The Nangka assemblyman was responding to a report in an online portal headlined “Ministry: Unlawful to use English as medium of instruction in schools” where it was stated that the Education Ministry was against the use of English as the medium of instruction in national schools as it violated Article 152(1) of the Federal Constitution and the National Language Act 1963/67, adding that contravened the letter and spirit of the Education Act 1996.
It was further reported that the Education Ministry in a written parliamentary reply to Batang Sadong MP Nancy Shukri, said therefore, to preserve and honour the supremacy of the constitution and the law, the ministry does not suggest that English be used as the medium of instruction in schools, including schools in Sarawak.
In response to this, Dr Annuar remarked: “I want to question the Ministry of Education whether there is any point in time that Sarawak government has agreed to change what has been stipulated in IGC Report paragraph 17 (1) (a).
“If my memory serves me right – there is no point in time as far as history is concerned that Sarawak government has agreed to make such changes.
“Furthermore, the IGC Report must be adhered to otherwise the Malaysia Agreement 1963 (MA63), which is based on IGC Report is not being respected. Therefore, the Ministry of Education’s reply should take into account the IGC Report as per paragraph 17 (1) (a) and we (Sarawak government) has never agreed to change present policy regarding the use of English.”

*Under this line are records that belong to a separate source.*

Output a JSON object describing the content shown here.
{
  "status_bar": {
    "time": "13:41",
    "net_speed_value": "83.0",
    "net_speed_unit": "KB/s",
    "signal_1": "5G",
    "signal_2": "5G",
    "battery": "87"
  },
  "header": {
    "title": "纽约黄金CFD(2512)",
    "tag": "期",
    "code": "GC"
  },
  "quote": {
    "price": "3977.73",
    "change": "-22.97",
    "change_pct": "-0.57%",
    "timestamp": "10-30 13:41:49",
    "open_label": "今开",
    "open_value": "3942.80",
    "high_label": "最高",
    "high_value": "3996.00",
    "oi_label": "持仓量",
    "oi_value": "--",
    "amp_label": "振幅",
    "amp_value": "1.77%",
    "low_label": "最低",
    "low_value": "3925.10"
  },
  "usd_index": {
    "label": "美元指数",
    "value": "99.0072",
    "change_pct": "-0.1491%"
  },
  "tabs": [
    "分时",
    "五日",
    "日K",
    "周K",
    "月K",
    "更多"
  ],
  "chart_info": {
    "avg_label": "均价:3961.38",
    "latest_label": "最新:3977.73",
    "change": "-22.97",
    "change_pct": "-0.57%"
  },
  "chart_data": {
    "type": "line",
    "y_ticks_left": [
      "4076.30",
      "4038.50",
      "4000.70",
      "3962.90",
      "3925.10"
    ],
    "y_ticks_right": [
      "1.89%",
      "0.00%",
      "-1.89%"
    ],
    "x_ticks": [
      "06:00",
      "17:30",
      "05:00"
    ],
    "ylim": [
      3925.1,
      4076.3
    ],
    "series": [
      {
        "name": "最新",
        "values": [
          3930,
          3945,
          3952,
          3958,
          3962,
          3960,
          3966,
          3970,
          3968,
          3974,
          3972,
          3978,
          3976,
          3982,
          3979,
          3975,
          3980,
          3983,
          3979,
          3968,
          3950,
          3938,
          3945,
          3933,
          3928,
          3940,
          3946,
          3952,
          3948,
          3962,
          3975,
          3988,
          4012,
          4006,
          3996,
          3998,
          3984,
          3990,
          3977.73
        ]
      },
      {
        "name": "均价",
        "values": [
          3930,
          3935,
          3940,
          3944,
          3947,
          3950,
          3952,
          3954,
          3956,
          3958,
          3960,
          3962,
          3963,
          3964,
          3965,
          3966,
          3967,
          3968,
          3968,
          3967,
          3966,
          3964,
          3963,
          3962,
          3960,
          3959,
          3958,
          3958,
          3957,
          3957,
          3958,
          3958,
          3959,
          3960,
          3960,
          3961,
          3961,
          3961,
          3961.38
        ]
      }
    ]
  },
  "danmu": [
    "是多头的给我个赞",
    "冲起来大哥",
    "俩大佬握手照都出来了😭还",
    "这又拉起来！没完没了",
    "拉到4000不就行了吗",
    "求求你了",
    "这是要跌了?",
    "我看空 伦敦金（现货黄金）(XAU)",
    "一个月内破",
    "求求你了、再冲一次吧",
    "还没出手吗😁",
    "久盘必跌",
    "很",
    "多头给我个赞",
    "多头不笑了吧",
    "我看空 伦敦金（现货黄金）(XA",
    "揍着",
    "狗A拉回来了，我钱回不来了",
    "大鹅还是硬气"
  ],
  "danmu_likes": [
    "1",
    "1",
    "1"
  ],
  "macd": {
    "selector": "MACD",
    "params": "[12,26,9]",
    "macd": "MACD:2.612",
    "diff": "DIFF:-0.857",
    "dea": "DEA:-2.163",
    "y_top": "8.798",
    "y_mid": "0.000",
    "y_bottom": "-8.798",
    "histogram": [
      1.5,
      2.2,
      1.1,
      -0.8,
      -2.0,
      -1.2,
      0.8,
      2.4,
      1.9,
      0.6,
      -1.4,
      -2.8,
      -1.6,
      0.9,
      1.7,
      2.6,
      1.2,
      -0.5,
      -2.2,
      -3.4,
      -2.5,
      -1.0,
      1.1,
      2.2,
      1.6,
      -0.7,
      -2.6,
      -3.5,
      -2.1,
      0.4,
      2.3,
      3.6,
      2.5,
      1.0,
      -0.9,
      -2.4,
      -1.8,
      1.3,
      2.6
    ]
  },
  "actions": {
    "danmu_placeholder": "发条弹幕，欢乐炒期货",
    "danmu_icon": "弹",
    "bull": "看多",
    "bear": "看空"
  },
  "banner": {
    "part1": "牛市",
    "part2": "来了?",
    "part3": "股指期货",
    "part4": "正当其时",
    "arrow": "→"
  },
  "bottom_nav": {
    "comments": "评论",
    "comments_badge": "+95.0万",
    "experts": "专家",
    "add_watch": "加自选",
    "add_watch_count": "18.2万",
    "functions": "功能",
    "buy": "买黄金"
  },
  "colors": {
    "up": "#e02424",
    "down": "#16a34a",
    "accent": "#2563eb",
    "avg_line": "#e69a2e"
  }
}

In fact, according to Dr Annuar, Sarawak rights on English Language, is also enshrined in the Federal Constitution.
“Under Article 152(1)(a), “no person shall be prohibited or prevented from using (otherwise than for official purposes), or from teaching or learning, any other language”. There was a case previously which clarified that there is a constitutional right to teach and learn any language as a separate subject. Therefore, any educational institution in Sarawak can teach any language, including English language.
“In addition to the right to teach and learn English, English language also can be the main medium of instruction in any educational institution in Sarawak but subject to the national language (Malay language) being taught as a compulsory subject as provided in section 17 of the Education Act 1996,” he cited.
Dr Annuar also noted for Expatriate Schools – under Section 15 of the Education Act 1996, education in expatriate or international schools is not subject to the national education system and curriculum.
Likewise, he noted that kindergartens under Section 23 and 25 of the Education Act, language other than Malay language maybe used as a medium of instruction in kindergartens and child care centres.
“If Expatriate Schools and kindergartens can use English – then why not national schools (be permitted to use English as the medium of instruction).
“If we think that English is important, we should give freedom to other states to use whatever (language) that they think is good for them. There should be no restrictions imposed for any other states on the use of any language to improve themselves including English apart from the upholding the national language – Bahasa Melayu.”
He reckoned if the government allows the setting up of International schools across the country then, children from the well-to-do families would flock to such institutions, which utilise English as the medium of instruction.
On that note, he voiced concern that if the matter is not tackled holistically, it will lead to the widening of knowledge gaps between poor and rich students.
“The gap in term of employability and opportunities will also widen. We have already seen the performance of rural students in term of employability and opportunities besides self-confidence to that of students from well off families in urban areas.
“Do not misconstrue that Bahasa Malaysia is not important but as our national language – it should be upheld and its use further strengthened.
“What I am trying to say is that the present education system does not provide equal opportunity at the moment between poor and rich students thus, widening the divide,” he pointed out.
Dr Annuar recalled that in the Borneo Post article dated Aug 18, 2018, he had suggested for the state government to use the RM1 billion loan offer for the federal government to repair 1,020 dilapidated schools in Sarawak if the PH federal government was not prepared to accept it, to build state own schools modelled upon international school curriculum.
This will provide more opportunities, including a level playing field for rural students, he said.